Choosing to risk job stability for a startup

Then one day out of the blue, I received a call from the founder of a brand new startup called SwayDM. It’s a paid messaging platform that helps users filter their inbox and get paid for responding to direct messages while allowing others to finally be able to get in touch with them. He explained the MVP, how he selected the talented individuals that made up the team, the market research that was done, and why he was ready to finally promote the platform. He asked if I would be interested in developing and executing their marketing strategy, which was a huge opportunity for me. I knew it was an interesting idea but I wasn’t looking to leave my dependable, six-figure job that I had worked so hard to keep. After all, I was working downtown in the heart of the city and had my own office, happy clients, and co-workers that I had finally built relationships with after coming back from working from home for the last year and a half. Still, this idea captured my curiosity and I kept coming back to hear more about the long-term goals and vision for the company, why SwayDM was different, and how I could help. I knew the Type 3 in me would have never entertained the idea of leaving stability for a company in its infancy, but then again, I wanted to challenge myself to use my wings and grow. I knew that if I didn’t take this opportunity now, I may never get another shot at building something from the ground up. Here was my chance to be creative again; to take a risk of possible failure and leave everything behind that I had worked tirelessly to achieve for a shot at building something far greater that could bring millions of people together. So, I put in my notice and took the leap. Life is too short to let fear keep us trapped in our comfort zone. Why not aim as high as we possibly can to become the best that we can possibly be?

A female leader in business 

Do I feel I have to prove myself more than my male counterparts? Absolutely.
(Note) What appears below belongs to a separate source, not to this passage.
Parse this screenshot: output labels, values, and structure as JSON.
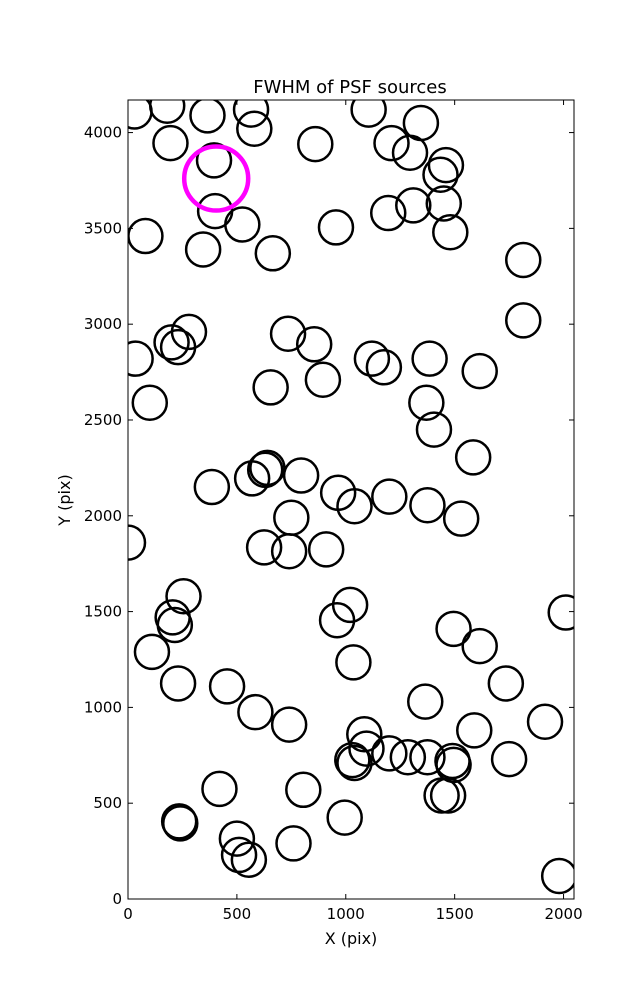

Speaking your mind in a corporate environment is not something many women are naturally inclined to do, so learning how to use your voice, negotiate, and sit at the table during meetings are all a part of our professional lives that we have to learn how to develop over the years, which already puts us behind the majority of men who speak up without giving it a second thought. However, I do think there is strength in numbers and the more workplaces we have with females in leadership positions, the more likely their female counterparts will feel comfortable doing these things and stop feeling a need to work harder to be on equal footing with their male co-workers. Until then, we should continue to encourage, motivate, and advocate for one another.